Plusieurs médias allant du Monde à BFMTV disent des gilets jaunes qu’il s’agit d’un mouvement nouveau et protéiforme, expression d’une « grogne » sociale -revoilà la zoologie - émanant de groupes hétérogènes et sans leaders, et donc « difficile à appréhender ». Etranglement d’horreur en entendant une chose pareille, hoquet de honte.

« Changez de métier ! et ouvrez les yeux ! », leur répondrait un individu sensé.

Si ce n’est pas justement le propre du métier de journaliste que d’aller au contact du réel, du monde et des individus qui le peuplent et qui chaque jour s’agitant en tous sens produisent ce qui fait la matière de ce que l’on pourrait appeler « l’actualité », alors je ne sais pas ce qu’est un journaliste.

Ou bien, et ce n’est là bien sûr qu’une hypothèse toute personnelle, j’ai une idée vaguement juste de ce qu’est ce métier, et je me vois donc obligée d’en conclure que ces individus n’ont du journaliste que le micro.

Décidément ! Après les moines qui n’en ont que l’habit, les policiers que la matraque, les journalistes que le micro, nous voilà cernées par les apparences trompeuses. Serait-ce le signe que notre société fonctionne grâce à ces individus qui n’ont d’une fonction que les attributs ? Autrement dit, que nous vivons entourés d’imposteurs ?

Un journaliste qui porte micro pour remplir à la hâte un papier et produire des images sensationnelles et ainsi se faire repérer pour intégrer une salle de rédaction ? Oui. Il en va de même pour ce policier qui frappe, là pour montrer et exercer son pouvoir, là pour exercer sa volonté de puissance, son désir de dominer, de frapper et d’humilier l’autre en toute impunité, mais là surtout pour se distinguer.
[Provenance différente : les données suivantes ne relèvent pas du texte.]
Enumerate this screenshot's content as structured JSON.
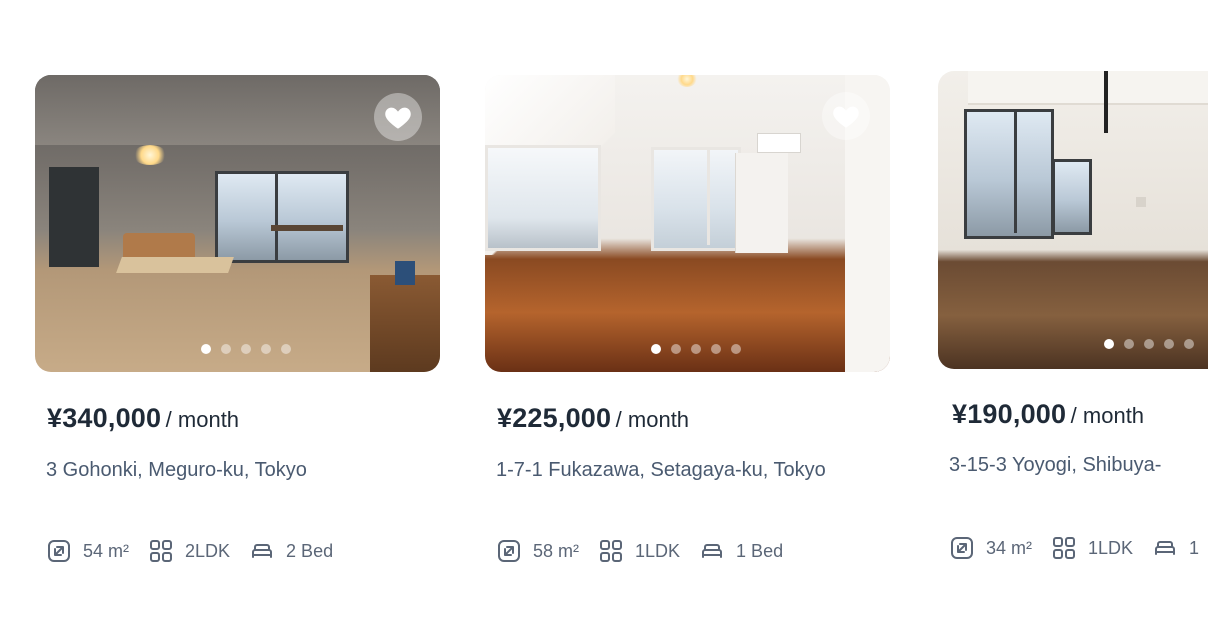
{
  "listings": [
    {
      "price": "¥340,000",
      "per": "/ month",
      "address": "3 Gohonki, Meguro-ku, Tokyo",
      "area": "54 m²",
      "layout": "2LDK",
      "beds": "2 Bed",
      "favorite_icon": "heart-icon",
      "photo_count": 5,
      "active_photo": 1
    },
    {
      "price": "¥225,000",
      "per": "/ month",
      "address": "1-7-1 Fukazawa, Setagaya-ku, Tokyo",
      "area": "58 m²",
      "layout": "1LDK",
      "beds": "1 Bed",
      "favorite_icon": "heart-icon",
      "photo_count": 5,
      "active_photo": 1
    },
    {
      "price": "¥190,000",
      "per": "/ month",
      "address": "3-15-3 Yoyogi, Shibuya-",
      "area": "34 m²",
      "layout": "1LDK",
      "beds": "1",
      "photo_count": 5,
      "active_photo": 1
    }
  ],
  "icons": {
    "area": "area-expand-icon",
    "layout": "floor-plan-icon",
    "beds": "bed-icon"
  },
  "colors": {
    "price_text": "#1f2a37",
    "address_text": "#4a5a70",
    "spec_text": "#5b6677"
  }
}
De qui ? de l’autre qu’il frappe, de l’autre dont le journaliste pense qu’il « grogne », de l’autre dont le Président pense qu’il doit être l’objet d’un dispositif de communication et de répression pour rentrer dans le rang.

Mensonge des journalistes, violences policières, corruption de l’Etat : signe de la dérive, signe de l’imposture, et symptômes d’une gigantesque volonté de distinction, alors ?
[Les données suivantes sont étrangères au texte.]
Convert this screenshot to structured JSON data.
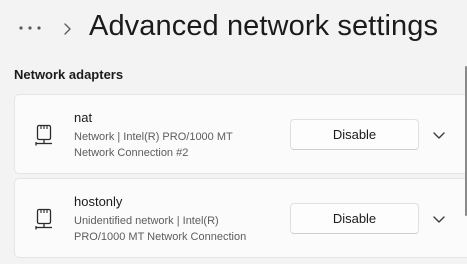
{
  "header": {
    "more_icon": "more-horizontal-icon",
    "breadcrumb_chevron_icon": "chevron-right-icon",
    "title": "Advanced network settings"
  },
  "section": {
    "heading": "Network adapters"
  },
  "adapters": [
    {
      "name": "nat",
      "description_lines": [
        "Network | Intel(R) PRO/1000 MT",
        "Network Connection #2"
      ],
      "action_label": "Disable",
      "icon": "network-adapter-icon",
      "expand_icon": "chevron-down-icon"
    },
    {
      "name": "hostonly",
      "description_lines": [
        "Unidentified network | Intel(R)",
        "PRO/1000 MT Network Connection"
      ],
      "action_label": "Disable",
      "icon": "network-adapter-icon",
      "expand_icon": "chevron-down-icon"
    }
  ],
  "colors": {
    "background": "#f3f3f3",
    "card": "#fbfbfb",
    "text_primary": "#1b1b1b",
    "text_secondary": "#5d5d5d"
  }
}
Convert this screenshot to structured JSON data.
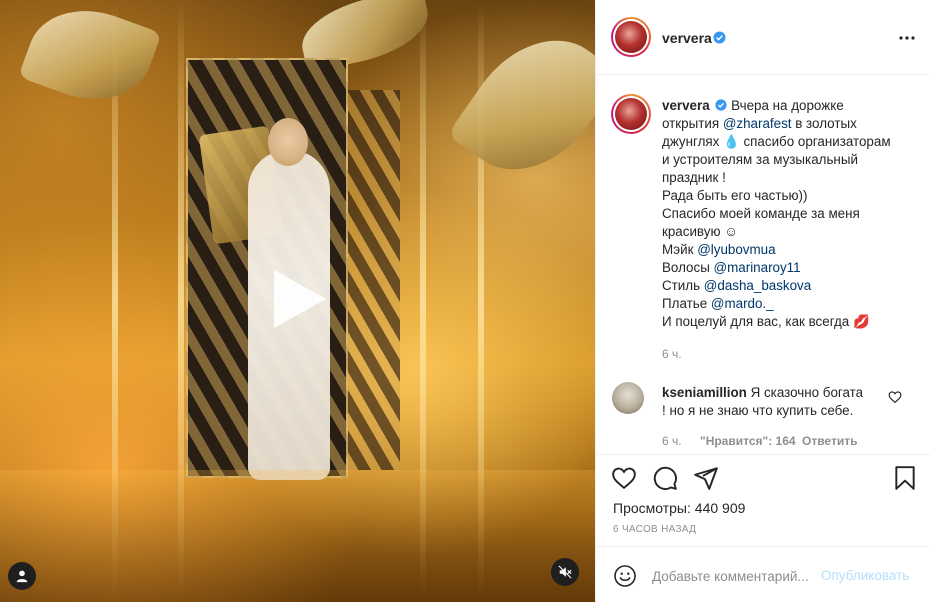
{
  "post": {
    "username": "ververa",
    "verified": true,
    "caption_lines": [
      "Вчера на дорожке",
      "открытия ",
      "джунглях",
      "и устроителям за музыкальный",
      "праздник !",
      "Рада быть его частью))",
      "Спасибо моей команде за меня",
      "красивую ☺",
      "Мэйк ",
      "Волосы ",
      "Стиль ",
      "Платье ",
      "И поцелуй для вас, как всегда 💋"
    ],
    "caption_mentions": {
      "zharafest": "@zharafest",
      "lyubovmua": "@lyubovmua",
      "marinaroy11": "@marinaroy11",
      "dasha_baskova": "@dasha_baskova",
      "mardo": "@mardo._"
    },
    "caption_fragments": {
      "after_zharafest": " в золотых",
      "drop_and_thanks": " 💧 спасибо организаторам"
    },
    "caption_time": "6 ч."
  },
  "comment": {
    "username": "kseniamillion",
    "text_line1": "Я сказочно богата",
    "text_line2": "! но я не знаю что купить себе.",
    "time": "6 ч.",
    "likes": "\"Нравится\": 164",
    "reply_label": "Ответить"
  },
  "stats": {
    "views_label": "Просмотры:",
    "views_value": "440 909",
    "posted_ago": "6 ЧАСОВ НАЗАД"
  },
  "compose": {
    "placeholder": "Добавьте комментарий...",
    "publish_label": "Опубликовать"
  },
  "colors": {
    "mention": "#00376b",
    "publish_disabled": "#b2dffc",
    "muted": "#8e8e8e",
    "verified": "#3897f0"
  },
  "icons": {
    "more": "more-horizontal-icon",
    "heart": "heart-icon",
    "comment": "comment-icon",
    "share": "share-icon",
    "save": "bookmark-icon",
    "emoji": "emoji-icon",
    "play": "play-icon",
    "user": "user-icon",
    "mute": "mute-icon"
  }
}
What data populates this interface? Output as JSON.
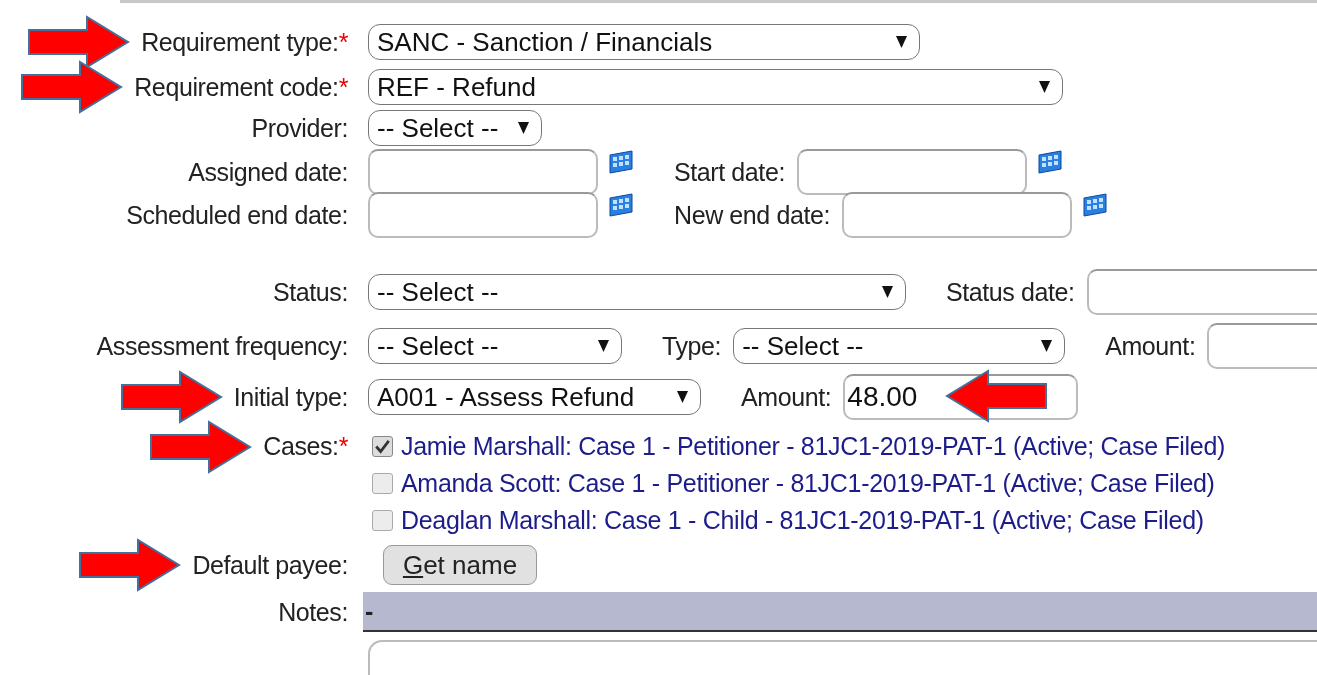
{
  "rows": [
    {
      "label": "Requirement type:",
      "required_mark": "*",
      "marked": true,
      "controls": [
        {
          "kind": "select",
          "value": "SANC - Sanction / Financials"
        }
      ]
    },
    {
      "label": "Requirement code:",
      "required_mark": "*",
      "marked": true,
      "controls": [
        {
          "kind": "select",
          "value": "REF - Refund"
        }
      ]
    },
    {
      "label": "Provider:",
      "marked": false,
      "controls": [
        {
          "kind": "select",
          "value": "-- Select --"
        }
      ]
    },
    {
      "label": "Assigned date:",
      "marked": false,
      "controls": [
        {
          "kind": "date"
        },
        {
          "kind": "label",
          "text": "Start date:"
        },
        {
          "kind": "date"
        }
      ]
    },
    {
      "label": "Scheduled end date:",
      "marked": false,
      "controls": [
        {
          "kind": "date"
        },
        {
          "kind": "label",
          "text": "New end date:"
        },
        {
          "kind": "date"
        }
      ]
    },
    {
      "label": "Status:",
      "marked": false,
      "controls": [
        {
          "kind": "select",
          "value": "-- Select --"
        },
        {
          "kind": "label",
          "text": "Status date:"
        },
        {
          "kind": "text",
          "marked": false
        }
      ]
    },
    {
      "label": "Assessment frequency:",
      "marked": false,
      "controls": [
        {
          "kind": "select",
          "value": "-- Select --"
        },
        {
          "kind": "label",
          "text": "Type:"
        },
        {
          "kind": "select",
          "value": "-- Select --"
        },
        {
          "kind": "label",
          "text": "Amount:"
        },
        {
          "kind": "text",
          "marked": false
        }
      ]
    },
    {
      "label": "Initial type:",
      "marked": true,
      "controls": [
        {
          "kind": "select",
          "value": "A001 - Assess Refund"
        },
        {
          "kind": "label",
          "text": "Amount:"
        },
        {
          "kind": "text",
          "value": "48.00",
          "marked": true
        }
      ]
    },
    {
      "label": "Cases:",
      "required_mark": "*",
      "marked": true,
      "controls": [
        {
          "kind": "checkbox",
          "label": "Jamie Marshall: Case 1 - Petitioner - 81JC1-2019-PAT-1 (Active; Case Filed)",
          "checked": true
        },
        {
          "kind": "checkbox",
          "label": "Amanda Scott: Case 1 - Petitioner - 81JC1-2019-PAT-1 (Active; Case Filed)",
          "checked": false
        },
        {
          "kind": "checkbox",
          "label": "Deaglan Marshall: Case 1 - Child - 81JC1-2019-PAT-1 (Active; Case Filed)",
          "checked": false
        }
      ]
    },
    {
      "label": "Default payee:",
      "marked": true,
      "controls": [
        {
          "kind": "button",
          "label": "Get name"
        }
      ]
    },
    {
      "label": "Notes:",
      "marked": false,
      "controls": [
        {
          "kind": "notes",
          "value": "-"
        }
      ]
    }
  ]
}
Ce serait le dernier temps de notre requalification des termes au grand loto des mots : serions-nous face au fond, et encore une fois, à une affaire de distinction ? Affaire mue par une peur première et primaire d’être, pour ces imposteurs, disons-le, poussons plus loin l’hypothèse, un plouc ?
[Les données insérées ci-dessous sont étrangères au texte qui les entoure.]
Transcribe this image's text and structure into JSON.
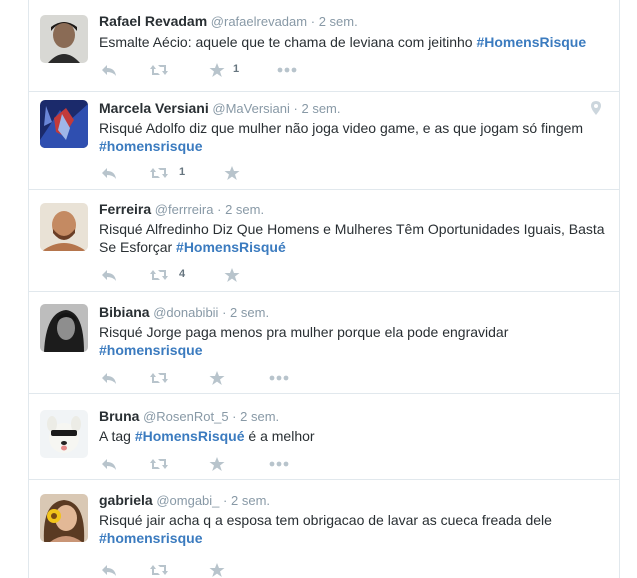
{
  "icons": {
    "reply": "reply-icon",
    "retweet": "retweet-icon",
    "favorite": "star-icon",
    "more": "more-icon",
    "location": "location-pin-icon"
  },
  "colors": {
    "hashtag": "#3b7bbf",
    "muted": "#8899a6",
    "action": "#b8c4cc",
    "border": "#e1e8ed"
  },
  "tweets": [
    {
      "fullname": "Rafael Revadam",
      "username": "@rafaelrevadam",
      "time": "2 sem.",
      "text_before": "Esmalte Aécio: aquele que te chama de leviana com jeitinho ",
      "hashtag": "#HomensRisque",
      "text_after": "",
      "retweets": "",
      "favorites": "1"
    },
    {
      "fullname": "Marcela Versiani",
      "username": "@MaVersiani",
      "time": "2 sem.",
      "text_before": "Risqué Adolfo diz que mulher não joga video game, e as que jogam só fingem ",
      "hashtag": "#homensrisque",
      "text_after": "",
      "retweets": "1",
      "favorites": ""
    },
    {
      "fullname": "Ferreira",
      "username": "@ferrreira",
      "time": "2 sem.",
      "text_before": "Risqué Alfredinho Diz Que Homens e Mulheres Têm Oportunidades Iguais, Basta Se Esforçar ",
      "hashtag": "#HomensRisqué",
      "text_after": "",
      "retweets": "4",
      "favorites": ""
    },
    {
      "fullname": "Bibiana",
      "username": "@donabibii",
      "time": "2 sem.",
      "text_before": "Risqué Jorge paga menos pra mulher porque ela pode engravidar ",
      "hashtag": "#homensrisque",
      "text_after": "",
      "retweets": "",
      "favorites": ""
    },
    {
      "fullname": "Bruna",
      "username": "@RosenRot_5",
      "time": "2 sem.",
      "text_before": "A tag ",
      "hashtag": "#HomensRisqué",
      "text_after": " é a melhor",
      "retweets": "",
      "favorites": ""
    },
    {
      "fullname": "gabriela",
      "username": "@omgabi_",
      "time": "2 sem.",
      "text_before": "Risqué jair acha q a esposa tem obrigacao de lavar as cueca freada dele ",
      "hashtag": "#homensrisque",
      "text_after": "",
      "retweets": "",
      "favorites": ""
    }
  ]
}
Et qu’est-ce qu’un plouc sinon l’autre que l’on juge moins bien que soi, l’habitant du plus petit bourg que le sien propre, que l’on juge rustre, « l’invisible », celui qui n’aurait pas de fonction et donc pas de pouvoir, le dominé, en somme ?

Vérifions : président et politiques portent le costume, mais aucun ne remplit sa fonction, à savoir représenter des électeurs, défendre l’intérêt général. Au contraire, tous SE représentent, défendent leur intérêt personnel, sont donc là par ambition, carrière, amour du pouvoir, hybris, et non pour la seule raison pour laquelle ils devraient être là, pour incarner provisoirement une fonction politique. Etre là pour l’Autre, et non pour soi.

Une maxime alors, à adresser lors de cette enquête zoologique, aux gouvernants et aux médias : ils oublient d’une part que nous sommes tous le plouc de quelqu’un, et d’autre part, qu’ils ne sont nécessaires à personne, si ce n’est à eux-mêmes.

Après ce voyage instructif au pays des mots, nous savons :

1°) Que nous faisons l’objet d’une enquête zoologique ;

2°) Que nous faisons face à un vaste groupe d’imposteurs aveugles ayant peur d’être des ploucs, et au profit duquel est menée ladite enquête ;

3°) Que nous pouvons en tirer les conséquences suivantes : tenir, définir, documenter, manifester, toujours.